Post by Fender on Apr 16, 2008 5:14:49 GMT -5
"Beyond any reasonable doubt"
13 April 2008
William Montgomery
It is hard to know just where to begin when writing about the acquittal of Ramush Haradinaj on 37 counts of war crimes. On so many levels and for so many reasons, the whole process has been a travesty of justice and a stain on the International Criminal Tribunal for the former Yugoslavia.
Kosovo Albanians celebrate the Haradinaj ruling (FoNet)
The direct result of the verdict is to widen, not narrow, the gulf, which exists between the two major ethnic groups involved. It also reinforces once again the bitterness, which the Serbs feel about the Kosovo process and their treatment by the Western International Community.
To begin at the beginning, the primary reason why Carla del Ponte ordered her investigators to come up with indictments against the KLA in the first place was to respond to Serbian objections that ICTY discriminated against them and did not treat crimes in which they were the victims with equal concern. It was part of her effort to secure Serbian support for the transfer of Serbian indictees such as Mladiæ and Karadžiæ to The Hague.

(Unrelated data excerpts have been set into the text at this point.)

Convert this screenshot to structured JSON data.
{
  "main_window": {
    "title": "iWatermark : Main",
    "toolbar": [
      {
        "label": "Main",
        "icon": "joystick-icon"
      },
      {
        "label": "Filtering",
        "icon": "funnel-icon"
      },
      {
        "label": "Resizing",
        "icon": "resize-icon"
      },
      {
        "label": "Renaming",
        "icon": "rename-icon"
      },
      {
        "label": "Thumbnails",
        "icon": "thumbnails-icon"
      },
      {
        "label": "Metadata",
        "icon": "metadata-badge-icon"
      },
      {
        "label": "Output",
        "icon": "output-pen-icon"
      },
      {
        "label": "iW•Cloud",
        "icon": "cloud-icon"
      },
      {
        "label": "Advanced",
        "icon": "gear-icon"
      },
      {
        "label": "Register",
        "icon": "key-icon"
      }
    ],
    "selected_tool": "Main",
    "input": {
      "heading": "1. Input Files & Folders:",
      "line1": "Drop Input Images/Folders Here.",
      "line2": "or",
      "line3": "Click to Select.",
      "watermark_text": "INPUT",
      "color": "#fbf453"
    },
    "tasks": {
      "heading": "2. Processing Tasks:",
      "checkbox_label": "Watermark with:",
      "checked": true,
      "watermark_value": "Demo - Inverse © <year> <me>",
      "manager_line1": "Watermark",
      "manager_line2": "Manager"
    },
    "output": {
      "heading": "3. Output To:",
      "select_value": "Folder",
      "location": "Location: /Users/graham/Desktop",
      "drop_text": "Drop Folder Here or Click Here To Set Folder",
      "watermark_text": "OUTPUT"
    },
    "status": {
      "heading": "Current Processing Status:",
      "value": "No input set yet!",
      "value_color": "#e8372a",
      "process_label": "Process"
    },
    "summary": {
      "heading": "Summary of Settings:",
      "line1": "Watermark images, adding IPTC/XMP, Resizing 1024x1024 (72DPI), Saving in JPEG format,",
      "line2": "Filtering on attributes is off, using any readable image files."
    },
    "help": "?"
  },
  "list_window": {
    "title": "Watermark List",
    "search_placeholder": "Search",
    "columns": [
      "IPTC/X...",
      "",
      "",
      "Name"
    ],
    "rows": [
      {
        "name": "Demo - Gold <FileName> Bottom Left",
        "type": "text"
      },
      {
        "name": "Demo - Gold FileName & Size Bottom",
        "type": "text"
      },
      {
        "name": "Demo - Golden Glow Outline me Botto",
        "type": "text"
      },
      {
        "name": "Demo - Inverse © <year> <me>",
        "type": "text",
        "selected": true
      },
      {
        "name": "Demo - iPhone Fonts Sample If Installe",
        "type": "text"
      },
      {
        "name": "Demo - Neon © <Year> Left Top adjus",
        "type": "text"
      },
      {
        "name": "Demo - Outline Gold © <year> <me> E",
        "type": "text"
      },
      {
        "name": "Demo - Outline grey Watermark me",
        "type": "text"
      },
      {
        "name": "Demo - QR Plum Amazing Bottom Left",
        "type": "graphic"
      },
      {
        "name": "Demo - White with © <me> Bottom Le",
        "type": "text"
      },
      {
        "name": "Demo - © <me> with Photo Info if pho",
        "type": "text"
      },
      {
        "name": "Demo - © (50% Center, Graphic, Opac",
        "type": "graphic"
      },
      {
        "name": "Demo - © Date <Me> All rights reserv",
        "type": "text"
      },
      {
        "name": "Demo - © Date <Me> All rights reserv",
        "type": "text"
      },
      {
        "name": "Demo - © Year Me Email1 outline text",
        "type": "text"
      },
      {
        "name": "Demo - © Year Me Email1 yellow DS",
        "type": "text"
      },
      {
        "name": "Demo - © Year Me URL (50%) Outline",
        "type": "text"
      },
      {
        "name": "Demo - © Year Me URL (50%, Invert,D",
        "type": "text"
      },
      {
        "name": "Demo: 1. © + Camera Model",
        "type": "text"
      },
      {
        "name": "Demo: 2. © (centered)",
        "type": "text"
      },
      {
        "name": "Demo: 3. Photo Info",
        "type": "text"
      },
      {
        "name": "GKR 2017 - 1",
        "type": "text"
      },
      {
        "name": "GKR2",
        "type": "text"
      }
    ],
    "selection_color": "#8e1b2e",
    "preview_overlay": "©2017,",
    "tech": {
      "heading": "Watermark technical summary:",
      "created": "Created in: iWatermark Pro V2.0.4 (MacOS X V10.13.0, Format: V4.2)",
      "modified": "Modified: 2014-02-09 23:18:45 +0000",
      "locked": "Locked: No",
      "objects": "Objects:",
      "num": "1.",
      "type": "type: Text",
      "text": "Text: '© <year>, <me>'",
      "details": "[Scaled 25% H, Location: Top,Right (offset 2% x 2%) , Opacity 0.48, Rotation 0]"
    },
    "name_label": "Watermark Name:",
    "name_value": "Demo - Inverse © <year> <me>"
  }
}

Her prosecutors warned from the beginning that reaching the level of proof needed for a conviction in this case was going to be extremely difficult. Not because of any lack of effort on their part, but due to the difficulty of proving responsibility "beyond any reasonable doubt" in a guerilla warfare situation far different than anywhere else in the former Yugoslavia.
There is a huge difference between what might be conventional belief/certainty about a crime and drawing up a precise indictment upon the incident charging a specific offense to a specific person and then proving it "beyond a reasonable doubt" in a court of law. The Haradinaj case is a classic example of that dichotomy, but both the U.S. and European legal systems are filled with similar examples.
Reading the 274-page judgment is painful, as the convoluted reasoning by which the judges dismiss one count of murder or torture after another as "not proven beyond a reasonable doubt" seems so often to defy common sense. It will be interesting to see if the Prosecution appeals the judgment. Certainly the judges set an extremely high bar for "beyond reasonable doubt." Many may well say an impossibly high bar for the specific circumstances…
The KLA by its very nature was a much more difficult target for investigators than the organized military/police forces of the governments of Croatia, Serbia, Montenegro, and even wartime Bosnia. One of the most important pillars of convictions for ICTY has always been documentary evidence showing orders, chains of command, and reports on activities of military and police units. Because of the very nature of the KLA, there was almost no such documentary evidence.
Communications among units of the KLA were poor, records nonexistent or destroyed, and considerable range of initiative and responsibility was left to individual commanders in different parts of the country. Recruits received only a couple weeks of training. While it was easy to find victims of crimes, it proved very difficult to firmly identify the perpetrators and even harder to prove they received direction from higher elements. Positive witness identifications were usually weak or non-existent. Family members and friends may be absolutely certain (and correct) about who did what to their loved ones, but proving it in a court of law was a very different matter.
While all the ethnic groups facing indictments of their members have responded with threats and violence against anyone willing to speak out "against their own," the specific environment of Kosovo, including its size and cultural attitudes, amplified that problem to an extreme level. The prosecution and the judges both expressed officially their frustration at the level of fear of potential witnesses, citing it as higher than in any other trial that ICTY has ever conducted and a major impediment to their work. Many witnesses had to be forced to testify and some refused to do so even threatened with potential imprisonment.
While accounts differ as to how many key witnesses against Haradinaj and his two co-indictees were actually murdered to prevent their testimony, everybody agrees that at least some were. How many other witnesses were dissuaded from testifying fully and honestly is unknown, but obviously very large. Many of the charges in the indictment, which seemed strong and rather clear-cut, had been based on witness testimony, which during the trial itself was conspicuously absent.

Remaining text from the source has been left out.